Agree. There is an article (don't know if espn or SI or what) titled Meet The Bagman that describes what you are saying. The coaches and AD are willfully unaware of the activities, and the bagmen are smart enough to keep everthing untraceable. If a kid ends up with a car, and if the NCAA looks, there will be a bill of sale to the kid's uncle, dad, whoever.
The article descibes a network of small money guys. The million dollar givers buy weight rooms. The guys with 10,000 to spend do bag work. They are careful about money not changing hands, about meetings not taking place directly, etc. The photos one sometimes sees of bling and cash are not from the bagmen; they know better. Those photos are just kids being kids. The bagmen are pretty skittish of people who want to get in to meet athletes, feel important, etc. They are committed to 'helping' (if one can call it that) a program while remaining anonymous to nearly everyone. They never meet a coach, rarely meet a player. There has to be a moat between what they do and anything related to the program, cutouts between cutouts. Most coaches might even be surprised at the level of this activity.

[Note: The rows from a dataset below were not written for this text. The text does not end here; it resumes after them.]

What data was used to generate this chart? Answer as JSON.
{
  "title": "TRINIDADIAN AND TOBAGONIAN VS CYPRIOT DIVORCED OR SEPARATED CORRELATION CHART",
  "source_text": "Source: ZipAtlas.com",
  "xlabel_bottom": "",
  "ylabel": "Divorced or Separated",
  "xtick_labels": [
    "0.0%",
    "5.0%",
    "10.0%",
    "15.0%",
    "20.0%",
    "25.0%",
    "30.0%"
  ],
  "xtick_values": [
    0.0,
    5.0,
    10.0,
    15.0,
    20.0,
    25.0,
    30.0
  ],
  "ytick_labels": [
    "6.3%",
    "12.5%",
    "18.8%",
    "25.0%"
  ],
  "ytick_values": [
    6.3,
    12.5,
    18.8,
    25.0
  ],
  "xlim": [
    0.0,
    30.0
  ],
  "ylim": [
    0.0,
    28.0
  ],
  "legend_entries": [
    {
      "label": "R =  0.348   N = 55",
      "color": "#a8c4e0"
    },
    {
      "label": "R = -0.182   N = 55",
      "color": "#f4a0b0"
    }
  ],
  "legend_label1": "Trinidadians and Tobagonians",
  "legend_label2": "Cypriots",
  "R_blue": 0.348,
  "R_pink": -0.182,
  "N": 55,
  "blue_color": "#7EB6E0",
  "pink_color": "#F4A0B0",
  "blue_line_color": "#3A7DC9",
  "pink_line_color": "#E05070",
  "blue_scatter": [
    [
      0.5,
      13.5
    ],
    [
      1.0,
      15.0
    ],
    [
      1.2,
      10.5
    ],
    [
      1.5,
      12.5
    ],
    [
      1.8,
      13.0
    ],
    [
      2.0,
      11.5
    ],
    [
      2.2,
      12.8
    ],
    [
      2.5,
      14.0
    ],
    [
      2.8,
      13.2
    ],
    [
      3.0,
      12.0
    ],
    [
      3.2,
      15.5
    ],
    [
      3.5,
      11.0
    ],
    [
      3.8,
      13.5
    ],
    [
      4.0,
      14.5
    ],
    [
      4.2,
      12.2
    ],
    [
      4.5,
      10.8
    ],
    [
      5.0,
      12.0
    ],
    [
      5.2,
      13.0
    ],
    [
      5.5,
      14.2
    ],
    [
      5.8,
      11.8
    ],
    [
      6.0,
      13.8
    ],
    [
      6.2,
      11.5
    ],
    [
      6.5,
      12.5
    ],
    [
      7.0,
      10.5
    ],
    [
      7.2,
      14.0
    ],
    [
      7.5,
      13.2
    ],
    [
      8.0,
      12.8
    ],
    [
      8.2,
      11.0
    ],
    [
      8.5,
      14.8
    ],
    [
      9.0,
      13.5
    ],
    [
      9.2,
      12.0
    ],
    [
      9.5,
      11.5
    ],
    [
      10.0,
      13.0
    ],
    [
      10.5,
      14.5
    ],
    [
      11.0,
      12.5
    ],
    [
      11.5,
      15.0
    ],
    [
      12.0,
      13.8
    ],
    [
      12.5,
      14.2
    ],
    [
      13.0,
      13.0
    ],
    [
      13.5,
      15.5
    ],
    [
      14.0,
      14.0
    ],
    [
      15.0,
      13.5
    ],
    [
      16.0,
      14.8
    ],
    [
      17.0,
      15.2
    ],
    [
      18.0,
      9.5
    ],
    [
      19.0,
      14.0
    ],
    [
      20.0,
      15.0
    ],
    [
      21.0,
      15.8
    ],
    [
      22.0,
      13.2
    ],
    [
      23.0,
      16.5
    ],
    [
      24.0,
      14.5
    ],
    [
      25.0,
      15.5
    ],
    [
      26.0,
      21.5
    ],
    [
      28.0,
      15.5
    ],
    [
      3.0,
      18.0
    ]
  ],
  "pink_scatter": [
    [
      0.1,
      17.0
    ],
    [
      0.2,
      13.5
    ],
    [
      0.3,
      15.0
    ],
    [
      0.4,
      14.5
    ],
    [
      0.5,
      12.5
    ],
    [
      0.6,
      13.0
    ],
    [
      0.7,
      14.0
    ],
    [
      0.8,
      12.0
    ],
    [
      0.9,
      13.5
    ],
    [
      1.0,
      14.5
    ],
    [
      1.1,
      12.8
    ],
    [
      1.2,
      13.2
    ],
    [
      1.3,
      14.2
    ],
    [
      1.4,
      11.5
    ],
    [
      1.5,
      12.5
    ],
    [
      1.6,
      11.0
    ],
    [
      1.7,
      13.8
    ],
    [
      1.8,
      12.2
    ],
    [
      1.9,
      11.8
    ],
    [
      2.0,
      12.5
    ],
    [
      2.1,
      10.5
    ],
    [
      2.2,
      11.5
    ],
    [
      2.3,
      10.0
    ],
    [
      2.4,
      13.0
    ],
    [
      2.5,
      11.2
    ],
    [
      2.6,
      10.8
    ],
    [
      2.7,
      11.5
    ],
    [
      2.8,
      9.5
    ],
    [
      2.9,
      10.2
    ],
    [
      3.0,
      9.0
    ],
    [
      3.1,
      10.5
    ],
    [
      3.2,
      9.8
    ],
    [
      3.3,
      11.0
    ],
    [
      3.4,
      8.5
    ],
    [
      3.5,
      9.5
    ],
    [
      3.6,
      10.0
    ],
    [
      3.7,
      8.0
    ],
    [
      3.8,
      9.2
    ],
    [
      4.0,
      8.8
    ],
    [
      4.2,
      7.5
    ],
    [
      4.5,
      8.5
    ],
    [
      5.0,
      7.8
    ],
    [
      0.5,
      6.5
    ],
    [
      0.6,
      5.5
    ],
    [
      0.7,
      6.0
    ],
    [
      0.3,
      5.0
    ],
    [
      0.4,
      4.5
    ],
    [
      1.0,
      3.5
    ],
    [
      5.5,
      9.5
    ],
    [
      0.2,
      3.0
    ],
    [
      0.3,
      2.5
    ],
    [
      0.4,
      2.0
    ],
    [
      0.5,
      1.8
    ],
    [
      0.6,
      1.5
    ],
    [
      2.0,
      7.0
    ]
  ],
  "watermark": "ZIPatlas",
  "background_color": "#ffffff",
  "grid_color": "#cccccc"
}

A coach cannot oversee what millions of fans do. All he can do is preach ethics and then instll those ethics within what he can influence, which does include the boosters and booster clubs. But if some no-name in Hartsville makes sure a kid's uncle has enough money to buy a car, no coach wants to even know about that, because once he knows he has to do something, and he can't do everything or control everybody. And to be honest about it, as much as I hate to say it, that is probably outside the NCAA's legitimate jurisdiction, and should be. When basic morality fails, you can't control everybody.
I am totally with you in your feelings that this ruins the sport. As important as the sport is, its just football, and when it becomes an enterprize with no boundaries its just not fun anymore. The only way to keep the fun is to assume one's school isn't doing it because the coach maintains a clean program. Intellectually we know its more complex than that, but allow ourselves a fantasy of cleanliness.
Enjoyed the read. I would guess that NCAA Division III and the NAIA don't have bagmen (bagpeople?) lurking beyond the shadows. Or am I being naive?